How will this be achieved?

The system development phase will lead to the production of a prototype capable of responding to identified scientific use cases and deployable in different locations.

To achieve this, several sensor configurations will be proposed:

  • Basic configuration: CTD, optode, turbidimeter, single-point current meter
  • Basic configuration + biology and fisheries: UVP camera, eDNA sampler
  • Basic configuration + geochemistry: CH4 sensor, pCO2 sensor, pH and redox sensor

Long-range fixed sensors, such as ADCPs (Acoustic Doppler Current Profiler) or echo sounders, placed on the docking station or the sub-surface buoy (at the top of the mooring line), will be combined with these profiler-borne sensor configurations.

This prototype will be produced in several units, which could be deployed simultaneously at several study sites, the only components unique to each site being the mooring line, whose length depends on depth, and the ballast that keeps the mooring line in a fixed position.

 

Project status

A preliminary project has determined the profiler's movement mode and chosen the type of connection between the docking station and the profiler, enabling its batteries to be recharged and data to be exchanged.
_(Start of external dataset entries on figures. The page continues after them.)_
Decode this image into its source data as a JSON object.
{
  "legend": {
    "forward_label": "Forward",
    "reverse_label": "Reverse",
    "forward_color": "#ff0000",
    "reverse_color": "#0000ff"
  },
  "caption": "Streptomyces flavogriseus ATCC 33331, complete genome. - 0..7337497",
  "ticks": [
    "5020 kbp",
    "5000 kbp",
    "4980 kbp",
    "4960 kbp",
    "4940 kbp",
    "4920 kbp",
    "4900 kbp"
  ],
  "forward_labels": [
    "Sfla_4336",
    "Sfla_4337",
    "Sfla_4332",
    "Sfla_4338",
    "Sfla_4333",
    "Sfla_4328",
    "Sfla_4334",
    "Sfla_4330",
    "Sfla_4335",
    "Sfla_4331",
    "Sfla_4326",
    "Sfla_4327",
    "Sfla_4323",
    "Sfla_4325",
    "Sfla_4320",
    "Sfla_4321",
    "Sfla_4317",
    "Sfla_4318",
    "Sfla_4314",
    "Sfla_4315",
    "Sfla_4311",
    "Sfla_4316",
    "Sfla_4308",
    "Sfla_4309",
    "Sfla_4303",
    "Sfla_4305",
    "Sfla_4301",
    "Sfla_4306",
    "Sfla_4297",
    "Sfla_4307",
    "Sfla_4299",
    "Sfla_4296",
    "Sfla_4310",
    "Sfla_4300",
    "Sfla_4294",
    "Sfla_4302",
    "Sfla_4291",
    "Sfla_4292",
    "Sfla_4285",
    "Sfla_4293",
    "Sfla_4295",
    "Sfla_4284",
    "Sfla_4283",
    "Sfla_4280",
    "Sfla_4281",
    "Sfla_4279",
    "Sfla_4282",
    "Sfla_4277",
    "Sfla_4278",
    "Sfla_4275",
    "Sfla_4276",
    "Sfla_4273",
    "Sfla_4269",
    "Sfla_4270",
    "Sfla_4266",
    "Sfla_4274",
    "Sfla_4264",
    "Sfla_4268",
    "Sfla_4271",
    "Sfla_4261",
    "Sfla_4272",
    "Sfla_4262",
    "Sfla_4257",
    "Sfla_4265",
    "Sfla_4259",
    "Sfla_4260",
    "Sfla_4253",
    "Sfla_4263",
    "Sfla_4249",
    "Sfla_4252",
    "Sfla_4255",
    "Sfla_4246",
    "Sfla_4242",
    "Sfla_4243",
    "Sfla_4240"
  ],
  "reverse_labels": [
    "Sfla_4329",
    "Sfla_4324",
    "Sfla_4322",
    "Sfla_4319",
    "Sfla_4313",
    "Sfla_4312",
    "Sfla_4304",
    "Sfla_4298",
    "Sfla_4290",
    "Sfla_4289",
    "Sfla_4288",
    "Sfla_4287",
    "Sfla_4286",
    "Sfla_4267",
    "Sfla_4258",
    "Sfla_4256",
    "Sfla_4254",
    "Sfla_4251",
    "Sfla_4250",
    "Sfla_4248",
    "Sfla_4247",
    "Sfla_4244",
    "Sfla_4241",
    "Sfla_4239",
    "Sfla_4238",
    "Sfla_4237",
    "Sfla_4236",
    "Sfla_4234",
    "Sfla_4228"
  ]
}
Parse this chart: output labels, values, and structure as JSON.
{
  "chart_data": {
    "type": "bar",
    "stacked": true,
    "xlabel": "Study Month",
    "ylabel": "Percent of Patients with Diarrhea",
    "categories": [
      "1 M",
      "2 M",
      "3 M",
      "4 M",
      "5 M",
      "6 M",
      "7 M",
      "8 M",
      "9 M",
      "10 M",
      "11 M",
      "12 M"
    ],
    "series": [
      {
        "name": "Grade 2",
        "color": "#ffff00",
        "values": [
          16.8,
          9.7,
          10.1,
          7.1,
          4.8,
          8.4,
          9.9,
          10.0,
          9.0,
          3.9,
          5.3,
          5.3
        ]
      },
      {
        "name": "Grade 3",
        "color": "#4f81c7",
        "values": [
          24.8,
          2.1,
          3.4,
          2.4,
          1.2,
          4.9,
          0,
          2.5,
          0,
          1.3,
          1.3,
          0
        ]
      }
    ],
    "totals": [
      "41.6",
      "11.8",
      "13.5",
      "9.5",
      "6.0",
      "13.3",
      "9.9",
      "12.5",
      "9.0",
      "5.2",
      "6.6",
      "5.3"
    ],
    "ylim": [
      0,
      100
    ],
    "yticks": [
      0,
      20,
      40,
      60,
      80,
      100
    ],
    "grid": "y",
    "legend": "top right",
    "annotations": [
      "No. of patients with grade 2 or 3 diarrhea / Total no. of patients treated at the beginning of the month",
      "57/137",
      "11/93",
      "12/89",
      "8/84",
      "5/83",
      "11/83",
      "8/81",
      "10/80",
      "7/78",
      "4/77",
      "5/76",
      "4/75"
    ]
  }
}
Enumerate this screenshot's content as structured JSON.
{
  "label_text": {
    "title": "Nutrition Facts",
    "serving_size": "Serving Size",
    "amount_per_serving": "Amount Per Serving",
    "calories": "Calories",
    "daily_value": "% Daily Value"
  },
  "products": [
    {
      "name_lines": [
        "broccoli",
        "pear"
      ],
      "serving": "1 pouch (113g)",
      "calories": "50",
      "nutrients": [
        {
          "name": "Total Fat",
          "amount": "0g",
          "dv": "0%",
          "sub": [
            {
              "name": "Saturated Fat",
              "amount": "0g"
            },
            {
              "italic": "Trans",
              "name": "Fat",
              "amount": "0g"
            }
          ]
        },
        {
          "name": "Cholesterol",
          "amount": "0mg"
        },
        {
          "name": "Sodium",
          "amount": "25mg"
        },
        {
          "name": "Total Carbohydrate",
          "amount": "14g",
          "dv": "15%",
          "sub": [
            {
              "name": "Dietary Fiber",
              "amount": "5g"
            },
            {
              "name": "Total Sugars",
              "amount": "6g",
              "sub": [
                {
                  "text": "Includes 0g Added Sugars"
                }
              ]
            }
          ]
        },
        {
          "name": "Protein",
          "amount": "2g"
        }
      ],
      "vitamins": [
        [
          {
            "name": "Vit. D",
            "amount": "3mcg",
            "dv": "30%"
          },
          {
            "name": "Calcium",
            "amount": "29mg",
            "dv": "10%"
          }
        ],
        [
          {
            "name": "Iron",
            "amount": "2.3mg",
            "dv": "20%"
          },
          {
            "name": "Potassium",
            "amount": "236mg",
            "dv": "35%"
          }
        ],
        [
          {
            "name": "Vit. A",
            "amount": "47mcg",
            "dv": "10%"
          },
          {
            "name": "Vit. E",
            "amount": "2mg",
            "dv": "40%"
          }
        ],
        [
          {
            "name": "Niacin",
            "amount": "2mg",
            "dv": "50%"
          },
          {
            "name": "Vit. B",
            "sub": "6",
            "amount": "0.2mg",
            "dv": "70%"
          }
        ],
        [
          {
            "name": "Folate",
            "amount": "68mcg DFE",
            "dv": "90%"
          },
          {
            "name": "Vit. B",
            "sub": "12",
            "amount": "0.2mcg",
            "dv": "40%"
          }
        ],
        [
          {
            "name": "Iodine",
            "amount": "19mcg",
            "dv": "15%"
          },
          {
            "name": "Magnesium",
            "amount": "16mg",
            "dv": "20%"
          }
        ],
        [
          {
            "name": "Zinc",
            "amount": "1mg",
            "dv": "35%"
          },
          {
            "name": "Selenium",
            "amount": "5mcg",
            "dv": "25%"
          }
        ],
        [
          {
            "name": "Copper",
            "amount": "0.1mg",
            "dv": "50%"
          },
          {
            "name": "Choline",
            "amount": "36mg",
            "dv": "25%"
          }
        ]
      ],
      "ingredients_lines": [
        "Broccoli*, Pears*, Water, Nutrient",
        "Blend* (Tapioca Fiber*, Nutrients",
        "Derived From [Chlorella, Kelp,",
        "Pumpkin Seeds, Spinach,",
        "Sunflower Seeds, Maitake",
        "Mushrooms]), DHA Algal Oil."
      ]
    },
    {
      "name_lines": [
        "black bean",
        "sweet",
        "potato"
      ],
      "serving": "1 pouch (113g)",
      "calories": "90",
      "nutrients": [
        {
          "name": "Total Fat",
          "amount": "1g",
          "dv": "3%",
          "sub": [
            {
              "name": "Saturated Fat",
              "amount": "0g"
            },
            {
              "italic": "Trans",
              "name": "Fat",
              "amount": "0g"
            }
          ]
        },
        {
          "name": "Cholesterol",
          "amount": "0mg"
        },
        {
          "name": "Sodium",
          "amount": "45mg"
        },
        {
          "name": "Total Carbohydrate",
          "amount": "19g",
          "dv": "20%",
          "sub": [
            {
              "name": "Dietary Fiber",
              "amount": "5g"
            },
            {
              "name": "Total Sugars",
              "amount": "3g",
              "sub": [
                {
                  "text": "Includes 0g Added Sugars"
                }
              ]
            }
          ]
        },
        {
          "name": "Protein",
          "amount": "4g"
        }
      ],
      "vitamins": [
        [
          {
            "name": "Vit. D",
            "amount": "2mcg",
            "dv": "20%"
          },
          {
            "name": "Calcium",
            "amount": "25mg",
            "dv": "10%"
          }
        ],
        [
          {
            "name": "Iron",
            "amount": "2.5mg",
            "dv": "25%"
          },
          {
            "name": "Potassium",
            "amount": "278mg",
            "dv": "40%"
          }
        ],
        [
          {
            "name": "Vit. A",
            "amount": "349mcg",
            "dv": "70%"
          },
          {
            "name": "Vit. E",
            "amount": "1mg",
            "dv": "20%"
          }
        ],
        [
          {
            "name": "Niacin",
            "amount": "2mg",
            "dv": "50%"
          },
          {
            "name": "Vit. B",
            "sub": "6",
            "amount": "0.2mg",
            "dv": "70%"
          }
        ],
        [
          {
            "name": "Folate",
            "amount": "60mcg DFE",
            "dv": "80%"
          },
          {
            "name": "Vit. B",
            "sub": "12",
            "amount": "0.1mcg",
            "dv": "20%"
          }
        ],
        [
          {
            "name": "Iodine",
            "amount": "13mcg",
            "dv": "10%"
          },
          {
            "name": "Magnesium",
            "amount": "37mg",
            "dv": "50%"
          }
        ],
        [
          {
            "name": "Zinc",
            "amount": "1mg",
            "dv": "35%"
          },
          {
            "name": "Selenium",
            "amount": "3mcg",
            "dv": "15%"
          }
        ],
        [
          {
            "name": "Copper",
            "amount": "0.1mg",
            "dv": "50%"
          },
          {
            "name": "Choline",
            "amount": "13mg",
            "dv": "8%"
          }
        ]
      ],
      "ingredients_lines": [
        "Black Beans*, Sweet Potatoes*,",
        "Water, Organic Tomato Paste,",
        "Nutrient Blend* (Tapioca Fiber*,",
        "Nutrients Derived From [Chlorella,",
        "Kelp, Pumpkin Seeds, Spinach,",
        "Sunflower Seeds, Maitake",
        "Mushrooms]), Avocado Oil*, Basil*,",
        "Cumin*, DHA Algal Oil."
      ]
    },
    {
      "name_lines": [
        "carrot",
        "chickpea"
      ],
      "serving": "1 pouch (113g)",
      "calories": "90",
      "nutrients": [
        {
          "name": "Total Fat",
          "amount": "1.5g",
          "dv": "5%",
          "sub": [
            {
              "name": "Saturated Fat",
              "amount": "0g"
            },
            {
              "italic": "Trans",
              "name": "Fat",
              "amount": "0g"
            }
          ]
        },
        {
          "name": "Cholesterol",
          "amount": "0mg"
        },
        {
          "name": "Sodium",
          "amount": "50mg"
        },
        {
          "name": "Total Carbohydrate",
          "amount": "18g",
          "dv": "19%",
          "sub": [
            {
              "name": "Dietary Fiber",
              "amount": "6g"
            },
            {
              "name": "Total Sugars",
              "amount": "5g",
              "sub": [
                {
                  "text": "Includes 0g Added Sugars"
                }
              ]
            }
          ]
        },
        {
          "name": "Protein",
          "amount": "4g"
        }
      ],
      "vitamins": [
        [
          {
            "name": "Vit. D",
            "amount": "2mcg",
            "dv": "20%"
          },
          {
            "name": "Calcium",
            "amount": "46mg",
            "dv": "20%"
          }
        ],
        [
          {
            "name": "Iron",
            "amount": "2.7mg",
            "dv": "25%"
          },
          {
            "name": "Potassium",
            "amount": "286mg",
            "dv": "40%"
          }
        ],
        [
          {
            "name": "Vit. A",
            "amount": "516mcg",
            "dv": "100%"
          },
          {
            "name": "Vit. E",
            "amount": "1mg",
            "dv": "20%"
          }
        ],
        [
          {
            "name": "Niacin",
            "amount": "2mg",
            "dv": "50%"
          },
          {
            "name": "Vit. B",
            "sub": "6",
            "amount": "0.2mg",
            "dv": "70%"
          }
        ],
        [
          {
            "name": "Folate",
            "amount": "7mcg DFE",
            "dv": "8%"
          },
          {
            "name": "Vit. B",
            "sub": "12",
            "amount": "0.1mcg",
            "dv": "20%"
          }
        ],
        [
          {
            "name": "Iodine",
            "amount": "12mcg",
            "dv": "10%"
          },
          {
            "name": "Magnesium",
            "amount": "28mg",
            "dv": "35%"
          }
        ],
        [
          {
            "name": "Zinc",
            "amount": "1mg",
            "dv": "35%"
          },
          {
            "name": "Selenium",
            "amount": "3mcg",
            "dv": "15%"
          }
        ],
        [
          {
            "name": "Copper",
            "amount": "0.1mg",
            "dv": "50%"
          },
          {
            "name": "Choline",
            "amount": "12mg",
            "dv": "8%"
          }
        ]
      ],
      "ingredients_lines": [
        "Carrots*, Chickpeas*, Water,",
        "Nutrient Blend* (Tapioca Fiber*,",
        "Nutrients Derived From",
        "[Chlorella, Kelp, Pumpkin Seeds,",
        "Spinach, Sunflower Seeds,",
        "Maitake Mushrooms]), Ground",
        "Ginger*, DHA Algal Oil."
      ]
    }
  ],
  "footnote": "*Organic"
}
The shape of the docking station is currently being finalized, but that of the profiler has yet to be studied.

Pre-study of the PROLIXE fixed-point profiler - © Tristan Youinou IFREMER

Hydrodynamic simulations and consideration of the naval means likely to be used for deployment and recovery of the entire system enabled the dimensioning of the line cable and its sub-surface float.

The other functional blocks under development are as follows:

  • Ballast-docking station liaison
  • Profiler-docking station liaison
  • Profiler-line liaison
  • Movement system
  • Profiler and sensor control algorithms
  • Energy storage

 

Validation of these various assemblies requires many hours of testing.

Each sub-assembly must first be tested in a laboratory or workshop, then in a hyperbaric chamber to validate its operation under hydrostatic pressure.

Once these steps have been validated, the system can be assembled and the operational test phases can begin:

  • Basin tests to validate the various actions to be carried out by the profiler under ideal conditions.
  • Sea trials in shallow waters will verify the system's behavior in difficult current and swell conditions, and in the presence of bio-fouling development over a few days.
  • Finally, deep-sea trials will complete the test phases, verifying the system's performance under real-life conditions over a period of several months.

Only when these tests have been completed will the PROLIXE fixed-point profiler be ready to be deployed for its first scientific mission, planned for the vicinity of New Caledonia in 2026, as part of the ScInObs project.

 

References

Daniel F. Carlson, Alexander G. Ostrovskii, Konstantin Kebkal, and Hezi Gildor. “Moored automatic mobile profilers and their applications ». 2013 

T. McGinnis, N. Michel-Hart, M. Mathewson, T. Shanahan. “Deep Profiler for the Ocen Observatories Initiative Regional Scale Nodes: Rechargeable, Adaptive, ROV Serviciable”. 2013.